Corriere del Mezzogiorno (Puglia)
La nota di malinconia per i leader di un tempo
Non sono un nostalgico. Non lo sono mai stato e non voglio imparare ad esserlo. Eppure di questi tempi mi assale sempre più spesso uno strano sentimento, un misto tra rimpianto e malinconia. È legato a personaggi che un tempo, quando erano sulla cresta dell’onda, detestavo cordialmente. Personaggi che oggi sto pian piano riabilitando e di cui sento una lancinante mancanza.
Cirino Pomicino, per esempio. Quanto mi manca il suo eloquio sagace, sempre incorniciato in un perfetto italiano. Mi manca la sua cultura, mi mancano le sue citazioni, mi manca il suo spessore, il suo solido curriculum. Solo vent’anni fa mi ripugnava. Ma se lo paragono a omologhi, conterranei ministri contemporanei, quel minuto omino partenopeo mi appare improvvisamente come un gigante della politica.
E Umberto Bossi? Quanto mi faceva incazzare! Perché ci chiamava terroni, perché voleva pulirsi il culo con la bandiera italiana.

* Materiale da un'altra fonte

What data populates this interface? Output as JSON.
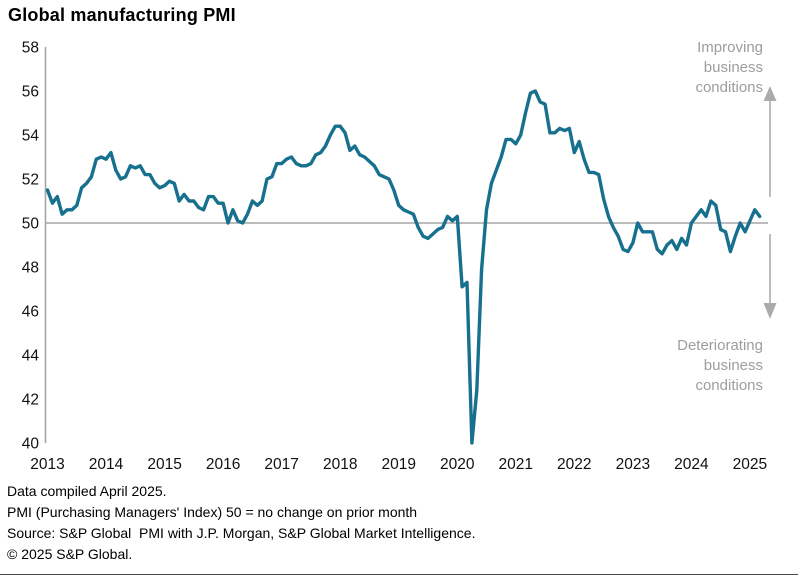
{
  "title": "Global manufacturing PMI",
  "colors": {
    "line": "#16708e",
    "axis": "#a5a5a5",
    "arrow": "#ababab",
    "annotation_text": "#9d9d9d",
    "tick_text": "#111111"
  },
  "footer": {
    "line1": "Data compiled April 2025.",
    "line2": "PMI (Purchasing Managers' Index) 50 = no change on prior month",
    "line3": "Source: S&P Global  PMI with J.P. Morgan, S&P Global Market Intelligence.",
    "line4": "© 2025 S&P Global."
  },
  "chart_data": {
    "type": "line",
    "title": "Global manufacturing PMI",
    "frequency": "monthly",
    "x_start": "2013-01",
    "x_end": "2025-03",
    "ylim": [
      40,
      58
    ],
    "y_ticks": [
      58,
      56,
      54,
      52,
      50,
      48,
      46,
      44,
      42,
      40
    ],
    "x_ticks": [
      2013,
      2014,
      2015,
      2016,
      2017,
      2018,
      2019,
      2020,
      2021,
      2022,
      2023,
      2024,
      2025
    ],
    "reference_line": 50,
    "grid": false,
    "legend": false,
    "annotations": {
      "improving": "Improving\nbusiness\nconditions",
      "deteriorating": "Deteriorating\nbusiness\nconditions"
    },
    "series": [
      {
        "name": "Global manufacturing PMI",
        "values": [
          51.5,
          50.9,
          51.2,
          50.4,
          50.6,
          50.6,
          50.8,
          51.6,
          51.8,
          52.1,
          52.9,
          53.0,
          52.9,
          53.2,
          52.4,
          52.0,
          52.1,
          52.6,
          52.5,
          52.6,
          52.2,
          52.2,
          51.8,
          51.6,
          51.7,
          51.9,
          51.8,
          51.0,
          51.3,
          51.0,
          51.0,
          50.7,
          50.6,
          51.2,
          51.2,
          50.9,
          50.9,
          50.0,
          50.6,
          50.1,
          50.0,
          50.4,
          51.0,
          50.8,
          51.0,
          52.0,
          52.1,
          52.7,
          52.7,
          52.9,
          53.0,
          52.7,
          52.6,
          52.6,
          52.7,
          53.1,
          53.2,
          53.5,
          54.0,
          54.4,
          54.4,
          54.1,
          53.3,
          53.5,
          53.1,
          53.0,
          52.8,
          52.6,
          52.2,
          52.1,
          52.0,
          51.5,
          50.8,
          50.6,
          50.5,
          50.4,
          49.8,
          49.4,
          49.3,
          49.5,
          49.7,
          49.8,
          50.3,
          50.1,
          50.3,
          47.1,
          47.3,
          39.6,
          42.4,
          47.9,
          50.6,
          51.8,
          52.4,
          53.0,
          53.8,
          53.8,
          53.6,
          54.0,
          55.0,
          55.9,
          56.0,
          55.5,
          55.4,
          54.1,
          54.1,
          54.3,
          54.2,
          54.3,
          53.2,
          53.7,
          52.9,
          52.3,
          52.3,
          52.2,
          51.1,
          50.3,
          49.8,
          49.4,
          48.8,
          48.7,
          49.1,
          50.0,
          49.6,
          49.6,
          49.6,
          48.8,
          48.6,
          49.0,
          49.2,
          48.8,
          49.3,
          49.0,
          50.0,
          50.3,
          50.6,
          50.3,
          51.0,
          50.8,
          49.7,
          49.6,
          48.7,
          49.4,
          50.0,
          49.6,
          50.1,
          50.6,
          50.3
        ]
      }
    ]
  }
}
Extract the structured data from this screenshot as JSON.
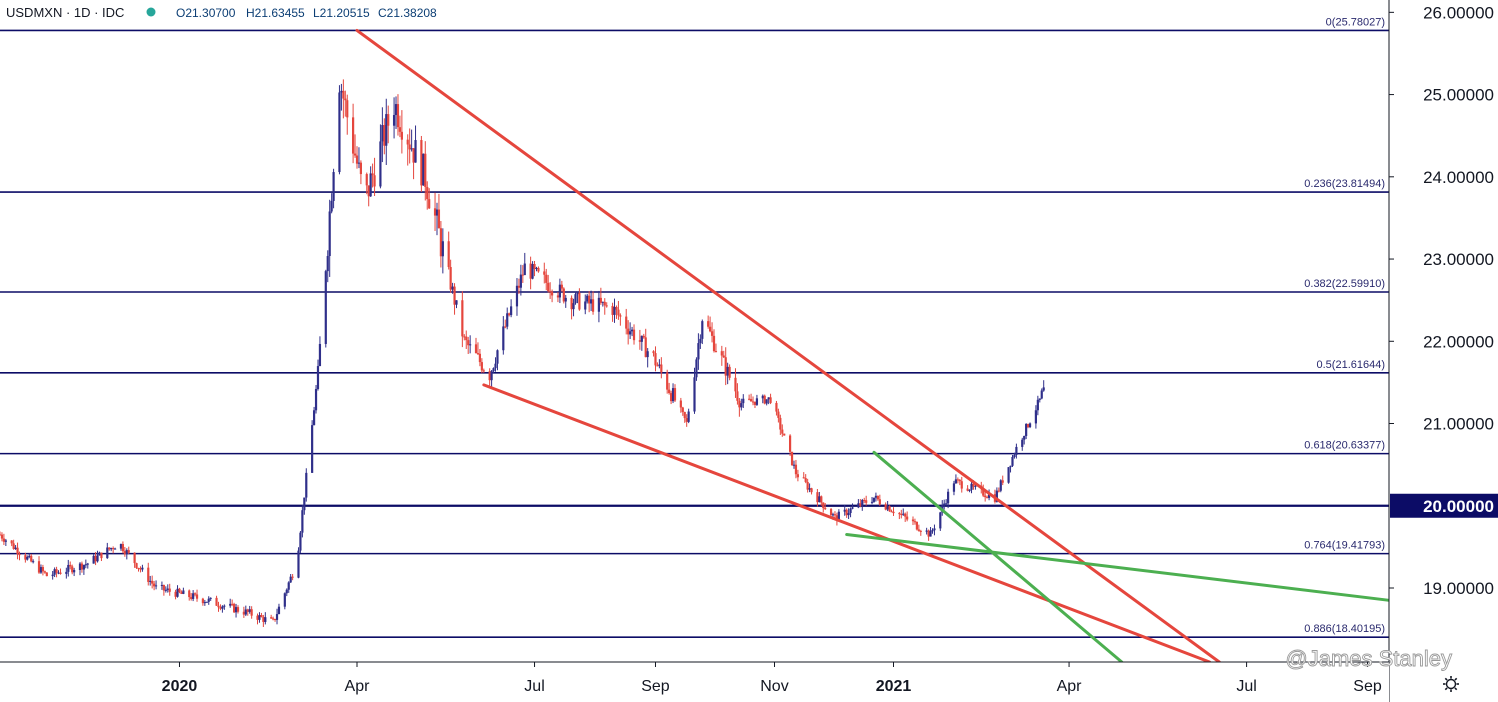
{
  "chart_data": {
    "type": "candlestick",
    "symbol_line": "USDMXN · 1D · IDC",
    "ohlc": {
      "open": "O21.30700",
      "high": "H21.63455",
      "low": "L21.20515",
      "close": "C21.38208"
    },
    "y_axis": {
      "range": [
        18.1,
        26.15
      ],
      "ticks": [
        "26.00000",
        "25.00000",
        "24.00000",
        "23.00000",
        "22.00000",
        "21.00000",
        "19.00000"
      ],
      "highlight_level": "20.00000",
      "highlight_value": 20.0
    },
    "x_axis": {
      "range": [
        "2019-10-01",
        "2021-09-12"
      ],
      "ticks": [
        {
          "label": "2020",
          "date": "2020-01-01",
          "bold": true
        },
        {
          "label": "Apr",
          "date": "2020-04-01",
          "bold": false
        },
        {
          "label": "Jul",
          "date": "2020-07-01",
          "bold": false
        },
        {
          "label": "Sep",
          "date": "2020-09-01",
          "bold": false
        },
        {
          "label": "Nov",
          "date": "2020-11-01",
          "bold": false
        },
        {
          "label": "2021",
          "date": "2021-01-01",
          "bold": true
        },
        {
          "label": "Apr",
          "date": "2021-04-01",
          "bold": false
        },
        {
          "label": "Jul",
          "date": "2021-07-01",
          "bold": false
        },
        {
          "label": "Sep",
          "date": "2021-09-01",
          "bold": false
        }
      ]
    },
    "fibonacci_levels": [
      {
        "label": "0(25.78027)",
        "value": 25.78027
      },
      {
        "label": "0.236(23.81494)",
        "value": 23.81494
      },
      {
        "label": "0.382(22.59910)",
        "value": 22.5991
      },
      {
        "label": "0.5(21.61644)",
        "value": 21.61644
      },
      {
        "label": "0.618(20.63377)",
        "value": 20.63377
      },
      {
        "label": "0.764(19.41793)",
        "value": 19.41793
      },
      {
        "label": "0.886(18.40195)",
        "value": 18.40195
      }
    ],
    "key_points": [
      {
        "date": "2019-10-01",
        "close": 19.65
      },
      {
        "date": "2019-10-25",
        "close": 19.15
      },
      {
        "date": "2019-11-15",
        "close": 19.3
      },
      {
        "date": "2019-12-01",
        "close": 19.55
      },
      {
        "date": "2019-12-20",
        "close": 19.0
      },
      {
        "date": "2020-01-15",
        "close": 18.85
      },
      {
        "date": "2020-02-05",
        "close": 18.7
      },
      {
        "date": "2020-02-18",
        "close": 18.58
      },
      {
        "date": "2020-03-01",
        "close": 19.3
      },
      {
        "date": "2020-03-12",
        "close": 21.6
      },
      {
        "date": "2020-03-23",
        "close": 25.2
      },
      {
        "date": "2020-04-05",
        "close": 23.7
      },
      {
        "date": "2020-04-20",
        "close": 24.9
      },
      {
        "date": "2020-05-06",
        "close": 24.0
      },
      {
        "date": "2020-05-26",
        "close": 22.0
      },
      {
        "date": "2020-06-08",
        "close": 21.6
      },
      {
        "date": "2020-06-26",
        "close": 22.9
      },
      {
        "date": "2020-07-20",
        "close": 22.5
      },
      {
        "date": "2020-08-10",
        "close": 22.4
      },
      {
        "date": "2020-08-31",
        "close": 21.8
      },
      {
        "date": "2020-09-17",
        "close": 21.0
      },
      {
        "date": "2020-09-25",
        "close": 22.3
      },
      {
        "date": "2020-10-15",
        "close": 21.25
      },
      {
        "date": "2020-10-30",
        "close": 21.3
      },
      {
        "date": "2020-11-12",
        "close": 20.4
      },
      {
        "date": "2020-12-02",
        "close": 19.85
      },
      {
        "date": "2020-12-22",
        "close": 20.1
      },
      {
        "date": "2021-01-20",
        "close": 19.65
      },
      {
        "date": "2021-02-01",
        "close": 20.3
      },
      {
        "date": "2021-02-22",
        "close": 20.1
      },
      {
        "date": "2021-03-05",
        "close": 20.7
      },
      {
        "date": "2021-03-19",
        "close": 21.38
      }
    ],
    "trendlines": [
      {
        "color": "#e5463d",
        "from": {
          "date": "2020-04-01",
          "price": 25.78
        },
        "to": {
          "date": "2021-06-17",
          "price": 18.1
        }
      },
      {
        "color": "#e5463d",
        "from": {
          "date": "2020-06-05",
          "price": 21.47
        },
        "to": {
          "date": "2021-06-12",
          "price": 18.1
        }
      },
      {
        "color": "#4caf50",
        "from": {
          "date": "2020-12-22",
          "price": 20.65
        },
        "to": {
          "date": "2021-04-28",
          "price": 18.1
        }
      },
      {
        "color": "#4caf50",
        "from": {
          "date": "2020-12-08",
          "price": 19.65
        },
        "to": {
          "date": "2021-09-12",
          "price": 18.85
        }
      }
    ]
  },
  "watermark": "@James Stanley",
  "settings_icon": "gear-icon",
  "colors": {
    "up": "#2f2f8a",
    "down": "#e5463d",
    "fib_line": "#0c0c66",
    "trend_red": "#e5463d",
    "trend_green": "#4caf50",
    "legend_dot": "#26a69a"
  }
}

Eppure riflettendoci a mente fredda, era del tutto evidente che quelle cose non le pensava: le diceva per convenienza elettorale. Mentre al contrario, il suo giovane successore le pensa. Ma per convenienza elettorale non le dice. E vogliamo parlare di Berlusconi? No, dico, Silvio Berlusconi non vi manca nemmeno un pochino? Ok, aveva questo brutto difetto di pensare un po’ troppo agli affari suoi. E per concludere una cena elegante non si accontentava di un sorbetto e di un cicchetto di Averna. Ma se lo confronto a presidenti del Consiglio di strettissima attualità, vivo una specie di lutto.
Mi sembra che il Paese abbia perso un padre nobile. Un uomo in gamba, una persona sensibile, uno che un giorno, parlando del dolore dei migranti albanesi, pianse in diretta tv. Sotto il cerone Silvio aveva un’anima, aveva un cuore, e io, nella mia furia da contestatore di sinistra, non me n’ero mai accorto. È proprio vero: si stava meglio quando si stava peggio.